Polish animator Renata Gąsiorowska’s Pussy (2016) focuses on personifying and externalizing one part of the body as a helpful way of disrupting the narrative of anxiety with something cheerful, unexpected, and fully liberating. No stranger to voicing anxiety, her early film Traps (2012) creepily embodies amorphous fears in a way one cannot soon forget (from giant bugs to strange growths and prehensile plants). Anxieties about being trapped, consumed, and even loved are given full reign in this forest of the imagination. But the liquid imagination of Pussy moves in the opposite direction, reclaiming women’s sexuality and bodily self-love despite the anxious body. The animation style may be simple, but the conceptual embodiment is revelatory—our bodies can also make us happy. The woman in the film finds onanistic pleasure because she personifies her pussy as a joyful, experimental, and cute little creature that enjoys some sensuality in life. Moving past the anxieties that attempt to ensnare her, the woman pleasures herself into an animated psychedelic dreamscape built for one. That such transformative imagination in animated beings exists already bodes well for anxious bodies in the future!

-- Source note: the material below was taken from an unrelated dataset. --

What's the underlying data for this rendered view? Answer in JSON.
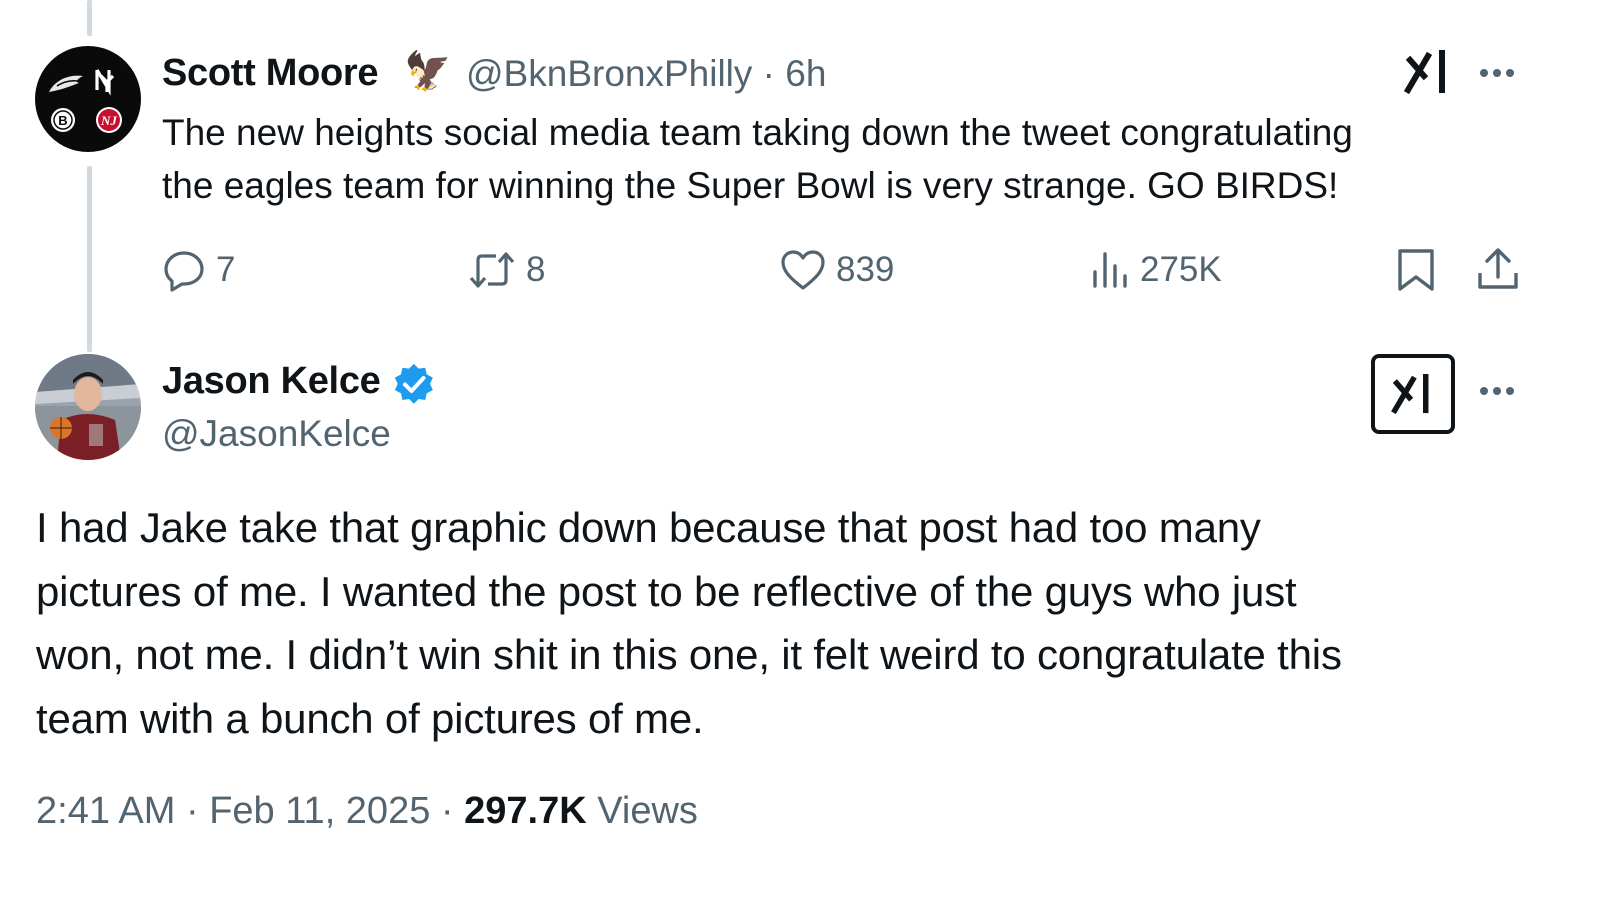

Near the end of Prufrock, Eliot bemoans: “I have heard the mermaids singing, each to each. / I do not think that they will sing to me.” His anxious narrator hears, but does not understand the realm of the imagination or the lure of an unexpectedly wild, mythic space and what it can provide. Perhaps he feels, like the man in Among the Black Waves, that he must control it first. But imagination has little to do with control. In that sense, one should not just wait to hear the mermaids sing, but rather sing to them as well. Speaking to the imaginary and wild realm allows it to give voice in turn. Imagination is a gift that can only be received if it is understood as such. In the case of anxiety, creating an imagined body to process or commiserate or release anger or fear, rather than being consumed by it, is a hopeful venture. And animation is ideal for this, bringing something to life from the self but outside the self—like Koko—with the freedom to shape it free from the constraints of reality. Animated avatars allow for the confrontation of anxieties face-to-face, encouraging transformation and delight and, just possibly, bringing peace.